TWA Dude said:
I appreciate your point but I don't see a distinction between one witness and numerous witnesses since there's a sole source of information -- the Christian Bible.
But the Bible is not a single source book. While it is a matter of theory whether Matthew or Mark came first and served as a basis for the other Synoptic Gospels, Luke as a Greek trained physician has proven to be a first-class historian of that era. He documents that he literally researched the accounts to verify them. In addition, John was written significantly after the Synoptic Gospel accounts.
Acts itself is a history like other Scriptural history that is not centered on boosterism, the faults and follies of the Apostles are as much on display as their accomplishments.
The Epistles were written by no less than five people. The books that make up the Epistles were originally written as letters to the Churches and received wide circulation.
The aspect of having multiple witnesses shows that Jesus made an impression that was universal. It is not so much a matter of wishing something true, healing a man born blind was never done before -and was able to be backed up as a fact by a lifetime of that man's family, friends and townspeople that knew him first hand.
It is not a matter that they wished it true by fervent belief, if you read the Gospel accounts, which you say you haven't, then you would find that often the apostles did not "get it" and did not understand. Their fervent belief was rather shaky at first and they did not become bold ambassadors for the Lord until after the baptism by the Holy Spirit, prophesized by Jesus.
The change that enabled the Apostles was stark and dramatic. This is recorded by the many witnesses that came to faith that day. And if their witness of the conversion of 3000 on the day of Pentecost was not true, then it would be common knowledge.
This acceptance of witness to establish fact is just as it is used in the Courts today. Multiple witness establishes the truth to what Jesus said and did as much as what Moses said, or Job, or Noah, or any of the Prophets.
Your complaint about Josephus is specious as well. On the one hand, if he just "hears about" Jesus, his testimony is not valid, and if he witnessed Jesus' words and deeds then we can't rely on it.
Like the establishment of fact by common witness in this era, the same can be said to be true of the OT narrative accounts, which makes up about 50% of the Old Testament. Once a fact was known, it was not necessary to prove it, it was common knowledge by the testimony of many witnesses. At certain times the OT authors will even reference books long since lost in antiquity as if to say, 'well enough of this is known that he doesn't have to prove it.'
TWA Dude mimics the post-modernist that has no firm foundation of absolute. Truth is not truth, but whatever you believe it to be.
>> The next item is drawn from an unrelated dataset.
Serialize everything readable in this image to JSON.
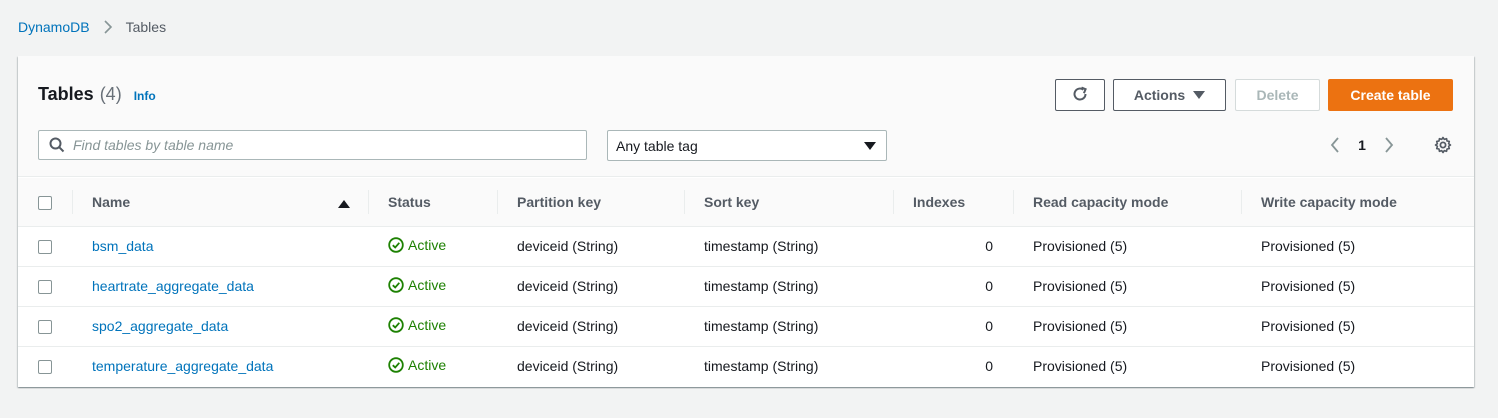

But the ethical theist says that there is an absolute truth and that it has been revealed to men and women by God.
This is the possibility many cannot allow; the Gospel accounts and Epistles are true.
But this is exactly what many witnesses in unison testify to -an establishment of fact. Because they didn't have videotape, cassette tapes, or cameras, there is no other way to tell the truth than through the spoken and then written word.
With as much opposition that existed for the earliest Christians, before those Jews that were Christian were even known as or called Christian, had these witnesses been false, this new faith would have been crushed by exposure. Instead, they were persecuted, which makes sense to me: when you can't fight the common knowledge of the people, attack them outright instead.